К маме прикрепили двух помощниц-переводчиц – иранок азербайджанского происхождения Сару-ханум и Розу-ханум. Они свободно владели фарси, русским и тюркским, но помочь могли не всегда – они заодно ведали архивом, составляли и возили отчеты в иранский минздрав и помогали с переводом советским врачам, ведущим прием. Сама мама в школе и в институте учила немецкий и уверяла, что даже кое-что помнит. Но воспользоваться этими знаниями в приемном покое ей никак не удавалось. В то время, вскоре после исламской революции, многие иранцы легко общались на английском, а вот немецкий в ходу у них не был. Маме приходилось без конца залезать в выданный ей помощницами русско-персидский разговорник, который Сара с Розой сделали сами, напечатав слева русскими буквами самые ходовые фразы на фарси, а справа – их перевод. С помощью этого «самиздатовского» словаря маме удавалось успешно заполнять журнал приемного покоя – а заодно общаться с множеством разных людей и познавать мир.

Ее первая рабочая неделя ознаменовалась культурным шоком:

– Такие странные эти иранцы! – делилась она с папой в свои первые рабочие дни. – Приходит сегодня пожилой перс, за живот держится и что-то на своем мне объясняет. Я ему: «Эсме шома че?» («Назовите ваше имя» – перс). А он мне: «Насрала!» А за ним другой, тычет пальцем себе в бок и бормочет: «Насратула-насратула…»

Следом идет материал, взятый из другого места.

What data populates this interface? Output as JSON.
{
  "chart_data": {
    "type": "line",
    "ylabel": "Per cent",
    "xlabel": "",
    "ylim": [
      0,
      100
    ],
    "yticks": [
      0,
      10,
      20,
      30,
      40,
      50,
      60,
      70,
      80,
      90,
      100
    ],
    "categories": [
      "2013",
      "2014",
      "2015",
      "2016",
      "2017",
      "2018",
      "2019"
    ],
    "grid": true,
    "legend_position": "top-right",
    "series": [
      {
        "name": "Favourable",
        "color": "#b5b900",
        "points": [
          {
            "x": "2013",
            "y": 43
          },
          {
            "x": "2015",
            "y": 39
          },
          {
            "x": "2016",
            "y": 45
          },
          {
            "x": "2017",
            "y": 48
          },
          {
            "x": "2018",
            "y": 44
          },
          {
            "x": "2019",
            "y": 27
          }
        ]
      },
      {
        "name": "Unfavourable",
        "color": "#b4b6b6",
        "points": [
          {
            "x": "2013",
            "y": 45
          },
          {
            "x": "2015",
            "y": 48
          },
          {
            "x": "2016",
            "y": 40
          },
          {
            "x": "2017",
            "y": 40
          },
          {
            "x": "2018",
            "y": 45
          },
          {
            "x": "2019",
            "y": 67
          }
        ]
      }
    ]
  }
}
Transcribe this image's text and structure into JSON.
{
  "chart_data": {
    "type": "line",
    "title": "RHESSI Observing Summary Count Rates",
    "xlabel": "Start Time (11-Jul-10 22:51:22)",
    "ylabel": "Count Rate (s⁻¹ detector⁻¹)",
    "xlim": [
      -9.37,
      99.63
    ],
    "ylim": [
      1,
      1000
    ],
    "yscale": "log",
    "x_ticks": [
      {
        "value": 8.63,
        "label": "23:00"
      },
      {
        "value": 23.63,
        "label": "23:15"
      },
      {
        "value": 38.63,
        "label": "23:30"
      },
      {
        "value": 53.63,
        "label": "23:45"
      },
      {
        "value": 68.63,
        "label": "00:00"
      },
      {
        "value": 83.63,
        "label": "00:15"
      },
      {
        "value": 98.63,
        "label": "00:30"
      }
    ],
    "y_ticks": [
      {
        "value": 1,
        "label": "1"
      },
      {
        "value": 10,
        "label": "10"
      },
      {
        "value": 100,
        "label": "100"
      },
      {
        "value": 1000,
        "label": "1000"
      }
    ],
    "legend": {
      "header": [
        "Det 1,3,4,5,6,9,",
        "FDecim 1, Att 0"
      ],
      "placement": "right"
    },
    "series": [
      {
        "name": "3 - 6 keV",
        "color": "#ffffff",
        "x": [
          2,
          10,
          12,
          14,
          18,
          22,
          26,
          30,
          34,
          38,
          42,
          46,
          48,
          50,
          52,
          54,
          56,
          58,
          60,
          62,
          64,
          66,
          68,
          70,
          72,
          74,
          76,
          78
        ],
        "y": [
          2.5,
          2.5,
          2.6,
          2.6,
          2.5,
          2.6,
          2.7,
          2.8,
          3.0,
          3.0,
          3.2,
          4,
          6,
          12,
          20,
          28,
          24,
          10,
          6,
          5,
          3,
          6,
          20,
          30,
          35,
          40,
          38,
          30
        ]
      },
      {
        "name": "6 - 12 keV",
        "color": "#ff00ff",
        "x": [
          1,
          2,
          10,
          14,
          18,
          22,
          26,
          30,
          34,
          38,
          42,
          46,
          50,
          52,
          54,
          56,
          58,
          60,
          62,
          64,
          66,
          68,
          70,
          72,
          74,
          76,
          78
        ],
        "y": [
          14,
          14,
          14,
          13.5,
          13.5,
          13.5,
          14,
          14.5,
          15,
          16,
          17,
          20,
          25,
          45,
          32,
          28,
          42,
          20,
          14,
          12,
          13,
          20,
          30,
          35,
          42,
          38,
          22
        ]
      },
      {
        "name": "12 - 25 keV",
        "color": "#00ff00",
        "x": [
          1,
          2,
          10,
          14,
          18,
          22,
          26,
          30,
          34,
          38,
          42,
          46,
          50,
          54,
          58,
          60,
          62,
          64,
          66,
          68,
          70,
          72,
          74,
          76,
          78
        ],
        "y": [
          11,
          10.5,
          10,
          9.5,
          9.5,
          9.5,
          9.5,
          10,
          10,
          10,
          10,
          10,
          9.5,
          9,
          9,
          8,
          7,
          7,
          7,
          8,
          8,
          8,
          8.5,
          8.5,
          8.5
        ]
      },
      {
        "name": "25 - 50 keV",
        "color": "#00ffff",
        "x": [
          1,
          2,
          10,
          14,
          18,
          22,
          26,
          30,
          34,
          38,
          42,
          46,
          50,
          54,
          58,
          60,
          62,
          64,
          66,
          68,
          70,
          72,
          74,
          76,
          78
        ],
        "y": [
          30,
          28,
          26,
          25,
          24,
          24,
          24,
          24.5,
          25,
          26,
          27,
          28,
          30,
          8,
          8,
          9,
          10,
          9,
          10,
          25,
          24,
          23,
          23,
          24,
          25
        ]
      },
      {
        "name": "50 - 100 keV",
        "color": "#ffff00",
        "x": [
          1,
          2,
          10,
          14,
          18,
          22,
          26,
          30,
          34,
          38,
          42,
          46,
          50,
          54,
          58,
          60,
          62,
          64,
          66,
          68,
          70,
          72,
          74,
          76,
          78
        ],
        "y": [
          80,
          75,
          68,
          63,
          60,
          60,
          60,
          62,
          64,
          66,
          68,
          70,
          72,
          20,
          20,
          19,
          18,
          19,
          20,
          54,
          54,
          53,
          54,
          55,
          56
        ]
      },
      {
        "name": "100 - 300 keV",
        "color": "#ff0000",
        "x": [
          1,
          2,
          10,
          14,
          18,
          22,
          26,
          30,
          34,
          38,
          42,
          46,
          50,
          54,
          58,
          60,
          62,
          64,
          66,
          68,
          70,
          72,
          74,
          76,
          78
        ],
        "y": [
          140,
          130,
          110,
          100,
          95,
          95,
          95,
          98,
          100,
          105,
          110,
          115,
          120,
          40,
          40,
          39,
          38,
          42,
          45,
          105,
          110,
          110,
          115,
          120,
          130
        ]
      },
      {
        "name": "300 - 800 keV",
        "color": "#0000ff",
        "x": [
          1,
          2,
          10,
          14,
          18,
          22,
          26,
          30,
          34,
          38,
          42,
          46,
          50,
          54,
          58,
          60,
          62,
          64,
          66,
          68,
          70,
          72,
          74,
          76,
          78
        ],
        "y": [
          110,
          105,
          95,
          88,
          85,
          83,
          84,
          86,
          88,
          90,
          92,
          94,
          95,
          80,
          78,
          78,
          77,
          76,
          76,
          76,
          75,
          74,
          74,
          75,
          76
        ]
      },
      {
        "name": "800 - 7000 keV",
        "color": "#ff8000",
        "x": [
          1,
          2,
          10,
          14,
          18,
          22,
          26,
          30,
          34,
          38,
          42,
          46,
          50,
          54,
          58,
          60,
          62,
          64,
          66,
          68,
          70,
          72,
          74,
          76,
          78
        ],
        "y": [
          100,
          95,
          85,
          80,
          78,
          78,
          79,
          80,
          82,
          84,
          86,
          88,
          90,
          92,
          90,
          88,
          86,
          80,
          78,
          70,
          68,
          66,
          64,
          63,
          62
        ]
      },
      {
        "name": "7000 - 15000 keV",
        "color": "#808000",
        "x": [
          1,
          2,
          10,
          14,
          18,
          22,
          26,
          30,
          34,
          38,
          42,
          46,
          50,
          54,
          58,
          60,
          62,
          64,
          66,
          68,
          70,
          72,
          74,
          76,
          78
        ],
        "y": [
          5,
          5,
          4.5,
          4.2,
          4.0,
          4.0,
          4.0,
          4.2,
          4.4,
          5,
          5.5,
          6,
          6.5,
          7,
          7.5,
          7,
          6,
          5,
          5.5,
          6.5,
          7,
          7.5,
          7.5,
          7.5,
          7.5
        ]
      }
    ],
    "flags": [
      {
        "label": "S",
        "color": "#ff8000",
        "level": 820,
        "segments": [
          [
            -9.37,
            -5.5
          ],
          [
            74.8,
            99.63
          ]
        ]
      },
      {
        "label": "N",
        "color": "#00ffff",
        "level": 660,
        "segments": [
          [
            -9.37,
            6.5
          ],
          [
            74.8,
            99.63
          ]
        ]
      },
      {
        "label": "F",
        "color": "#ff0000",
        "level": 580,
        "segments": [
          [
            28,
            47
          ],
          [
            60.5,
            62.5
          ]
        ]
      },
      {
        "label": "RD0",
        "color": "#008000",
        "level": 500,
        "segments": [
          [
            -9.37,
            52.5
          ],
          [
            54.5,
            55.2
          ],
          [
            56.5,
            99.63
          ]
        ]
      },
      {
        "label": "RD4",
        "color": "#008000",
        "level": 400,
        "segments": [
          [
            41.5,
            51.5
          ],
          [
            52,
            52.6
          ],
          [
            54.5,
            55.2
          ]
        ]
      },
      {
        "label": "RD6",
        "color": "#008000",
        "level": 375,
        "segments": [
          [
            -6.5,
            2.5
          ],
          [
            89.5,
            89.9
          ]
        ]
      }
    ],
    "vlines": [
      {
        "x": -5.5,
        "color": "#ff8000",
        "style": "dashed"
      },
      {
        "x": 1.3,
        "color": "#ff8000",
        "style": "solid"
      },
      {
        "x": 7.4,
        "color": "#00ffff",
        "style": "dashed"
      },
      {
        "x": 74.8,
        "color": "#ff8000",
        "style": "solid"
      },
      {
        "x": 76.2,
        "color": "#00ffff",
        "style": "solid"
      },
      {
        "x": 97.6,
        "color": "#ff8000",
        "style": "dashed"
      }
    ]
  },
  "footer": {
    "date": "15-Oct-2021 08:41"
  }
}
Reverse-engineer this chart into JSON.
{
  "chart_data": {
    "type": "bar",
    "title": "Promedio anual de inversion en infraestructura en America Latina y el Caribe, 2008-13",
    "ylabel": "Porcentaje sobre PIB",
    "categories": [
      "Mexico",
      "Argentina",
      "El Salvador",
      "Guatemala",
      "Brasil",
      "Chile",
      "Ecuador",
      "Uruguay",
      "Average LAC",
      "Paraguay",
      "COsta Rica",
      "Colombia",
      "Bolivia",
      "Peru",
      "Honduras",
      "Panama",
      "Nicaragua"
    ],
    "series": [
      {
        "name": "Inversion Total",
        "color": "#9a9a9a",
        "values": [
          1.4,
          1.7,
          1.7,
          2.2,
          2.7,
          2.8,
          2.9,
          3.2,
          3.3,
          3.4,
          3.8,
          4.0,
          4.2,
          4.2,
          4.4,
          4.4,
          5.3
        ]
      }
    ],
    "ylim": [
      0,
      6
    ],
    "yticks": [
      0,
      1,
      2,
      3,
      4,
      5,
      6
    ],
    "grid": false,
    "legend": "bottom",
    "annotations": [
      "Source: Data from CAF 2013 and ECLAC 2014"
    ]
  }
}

– Ничего странного, – добродушно разъяснял мой папа, знающий фарси. – Насролла и Насратолла – одни из самых древних и распространенных в Иране мужских имен.

А уж пытаясь вызнать, что и где у пациента болит, чтобы внести это в журнал, мама в полной мере освоила пантомиму и устраивала целый театр мимики и жестов. На примере мамы папа объяснял мне, как важно в жизни знать иностранные языки. Поэтому мои родители, хотя и наплевали на 3-й и 4-й класс советской школы, все же отдали меня на курсы английского при армянской школе на соседней улице. Боялись, что по возвращении в Москву меня не возьмут назад в мою английскую спецшколу, конкурс в которую, по их словам, был как в театральный вуз. Курсы отнимали у меня по часу два раза в неделю, что в сравнении со школьной шестидневкой по 5-6 уроков в день было сущей ерундой. Однако от ступора советского отличника, стесняющегося говорить на иностранном языке (а вдруг закрадется ошибка?!) армяно-английские курсы меня успешно избавили. С ошибками или без, но я бойко тараторила на английском безо всякого смущения – доносила, как могла, свои мысли до собеседников и как-то понимала, что они говорят в ответ.

А беседовать на английском приходилось каждый раз, если мне хотелось пообщаться с девочками. Дело в том, что все остальные советские девочки, кроме меня, честно эвакуировались на родину, и в наличии были только местные – дочки владельца супермаркета на углу, где закупались наши врачи. Ромину и Рою все наши хорошо знали, поэтому пускали поиграть на территорию советского учреждения. Но, к моему сожалению, случалось это не часто, ведь, в отличие от меня, девочки ежедневно ходили в свою школу. В остальное время приходилось общаться с мальчишками, которых, как и меня, родители на собственный страх и риск утаили от массовой эвакуации и держали в подполье на территории бимарестана. Их было четверо: трое, как и я, прогуливали школу, а одному она была еще не положена в силу детсадовского возраста. Впрочем, детсада у нас не было тоже. Зато было много свободы: пока родители работали, мы пятеро – четверо мальчишек и я – были предоставлены сами себе на больничном дворе, который в то время казался мне огромным и жутко интересным.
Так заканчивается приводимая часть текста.